Mirar a una mujer en el proceso de transformarse a sí misma con el prodigio del maquillaje, algo tiene de hallazgo cósmico, de secreto revelado, de develación de una verdad. El rito puede celebrarse a cualquier hora, casi en cualquier lugar, en cualquier momento: en la intimidad de una alcoba, en el cuarto de baño, ante un mueble para ello diseñado (las bisabuelas lo llamaban coqueta) o frente al espejo retrovisor del coche detenido por un semáforo.

Es un arte, técnica y ciencia muy antiguo, ya lo cultivaban con soltura en el Egipto antiguo, y es muy probable que no desaparezca, al menos no del todo, en el profundo cisma que protagonizan las mujeres de hoy, que exigen y protagonizan cambios muy profundos en su manera de estar y vincularse con ellas mismas, los varones y la sociedad. Sin embargo, ha sucedido algo interesante.

Algunas mujeres suelen prescindir casi del todo del maquillaje, pero tal vez no siempre, en todo momento y lugar, pero Melisa Raouf, una chica inglesa, universitaria, de veinte años, ha decidido no usar maquillaje mientras aspira al título de miss Inglaterra.

Melisa Raouf ha decidido concursar sin maquillaje, lo cual no sé si sea una estrategia que le dará el título o será su perdición. Por lo pronto, ha llamado la atención de los medios y otros sectores. Las jóvenes que concursan suelen aparecer tan sobremaquilladas, que el concurso ya considera una aparición ante los jueces sin maquillaje (Bare Face), para verles su verdadero rostro al menos una vez.
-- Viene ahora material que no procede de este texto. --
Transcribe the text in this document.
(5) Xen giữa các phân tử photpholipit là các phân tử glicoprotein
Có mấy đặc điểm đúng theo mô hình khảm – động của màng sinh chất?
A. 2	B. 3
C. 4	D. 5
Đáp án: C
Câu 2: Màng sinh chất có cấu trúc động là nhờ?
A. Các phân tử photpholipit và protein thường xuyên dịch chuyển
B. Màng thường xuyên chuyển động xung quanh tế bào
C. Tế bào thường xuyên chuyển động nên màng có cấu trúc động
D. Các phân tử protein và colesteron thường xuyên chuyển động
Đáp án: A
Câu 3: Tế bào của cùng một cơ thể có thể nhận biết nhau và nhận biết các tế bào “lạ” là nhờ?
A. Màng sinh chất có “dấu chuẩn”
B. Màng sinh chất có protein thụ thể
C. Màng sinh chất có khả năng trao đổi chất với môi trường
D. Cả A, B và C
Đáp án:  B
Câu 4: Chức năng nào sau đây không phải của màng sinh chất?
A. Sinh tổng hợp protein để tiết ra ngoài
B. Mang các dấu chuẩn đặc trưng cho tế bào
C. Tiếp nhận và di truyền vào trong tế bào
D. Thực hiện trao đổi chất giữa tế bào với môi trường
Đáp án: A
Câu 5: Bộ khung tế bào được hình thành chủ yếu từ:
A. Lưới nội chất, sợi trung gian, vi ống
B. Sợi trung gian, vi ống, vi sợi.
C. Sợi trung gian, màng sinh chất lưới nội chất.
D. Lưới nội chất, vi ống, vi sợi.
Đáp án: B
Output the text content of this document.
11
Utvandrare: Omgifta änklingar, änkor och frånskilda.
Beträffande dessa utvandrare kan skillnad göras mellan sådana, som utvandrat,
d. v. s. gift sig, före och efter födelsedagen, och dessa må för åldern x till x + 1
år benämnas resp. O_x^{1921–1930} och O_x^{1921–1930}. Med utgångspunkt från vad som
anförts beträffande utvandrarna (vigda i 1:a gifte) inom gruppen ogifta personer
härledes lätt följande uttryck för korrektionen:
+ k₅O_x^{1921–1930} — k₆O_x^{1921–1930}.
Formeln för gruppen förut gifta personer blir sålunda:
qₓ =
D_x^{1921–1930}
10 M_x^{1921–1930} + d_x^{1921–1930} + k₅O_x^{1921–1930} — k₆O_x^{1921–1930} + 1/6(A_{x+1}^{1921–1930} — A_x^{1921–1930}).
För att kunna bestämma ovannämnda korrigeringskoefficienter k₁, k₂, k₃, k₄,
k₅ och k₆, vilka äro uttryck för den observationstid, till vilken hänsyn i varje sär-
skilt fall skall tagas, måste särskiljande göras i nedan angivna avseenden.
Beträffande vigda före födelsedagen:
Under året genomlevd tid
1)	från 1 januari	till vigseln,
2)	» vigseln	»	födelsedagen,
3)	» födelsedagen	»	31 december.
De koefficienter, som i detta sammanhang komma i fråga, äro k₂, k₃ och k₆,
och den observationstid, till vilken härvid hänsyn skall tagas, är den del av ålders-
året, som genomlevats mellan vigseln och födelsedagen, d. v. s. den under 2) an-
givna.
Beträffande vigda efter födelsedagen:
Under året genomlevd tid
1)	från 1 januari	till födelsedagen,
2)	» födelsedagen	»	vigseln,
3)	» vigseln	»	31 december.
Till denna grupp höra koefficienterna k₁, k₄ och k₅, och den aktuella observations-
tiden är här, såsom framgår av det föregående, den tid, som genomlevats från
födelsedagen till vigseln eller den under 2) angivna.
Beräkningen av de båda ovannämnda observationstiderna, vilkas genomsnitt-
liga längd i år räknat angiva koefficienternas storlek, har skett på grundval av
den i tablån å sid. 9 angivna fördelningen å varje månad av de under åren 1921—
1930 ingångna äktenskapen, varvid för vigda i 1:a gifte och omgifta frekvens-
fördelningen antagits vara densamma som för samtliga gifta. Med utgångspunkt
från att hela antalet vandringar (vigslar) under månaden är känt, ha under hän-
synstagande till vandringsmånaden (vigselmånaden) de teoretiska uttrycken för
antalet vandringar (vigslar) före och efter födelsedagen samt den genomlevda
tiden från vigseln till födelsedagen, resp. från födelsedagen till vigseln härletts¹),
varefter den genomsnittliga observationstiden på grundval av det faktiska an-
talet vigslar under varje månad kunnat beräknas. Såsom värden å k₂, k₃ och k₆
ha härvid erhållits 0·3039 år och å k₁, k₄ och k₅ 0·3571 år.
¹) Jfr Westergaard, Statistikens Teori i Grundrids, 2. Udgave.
Pero Melisa lo hace a lo largo de todo el concurso, que está en semifinales y terminará en octubre (escribo este apunte en septiembre de 2022). Si bien se maquilla desde hace años, algo sucedió en ese encuentro con ella misma, con su belleza. Dice Melisa sobre sus razones:

«Muchas chicas usan maquillaje porque se sienten presionadas para hacerlo. Si uno es feliz en su propia piel, no deberíamos obligarnos a cubrirnos la cara con maquillaje. Nuestros defectos nos hacen quienes somos y eso es lo que hace que cada individuo sea único. Nunca sentí que cumpliera con los estándares de belleza. Recientemente acepté que soy hermosa en mi propia piel y es por eso que decidí competir sin maquillaje.»

Melisa aspira a ganar un título de reina de belleza «mostrando sus imperfecciones». Es probable que este sea un paso adelante en los muy cuestionables concursos de belleza, pero también pudiera ser un golpe devastador. ¿Por qué necesita una estudiante universitaria aspirar a miss Inglaterra? Tal vez no conozcamos la respuesta correcta, pero tal vez sea necesario para mandar un mensaje poderoso. 

Nadie podrá decir que esta chica de ojos azules y gran sonrisa es una rubia tonta. Todo lo contrario. Ya tiene un lugar en la agenda feminista que tal vez no esperaba, y en una de esas resulta que, además, se convierte en Miss England, con su rostro al natural.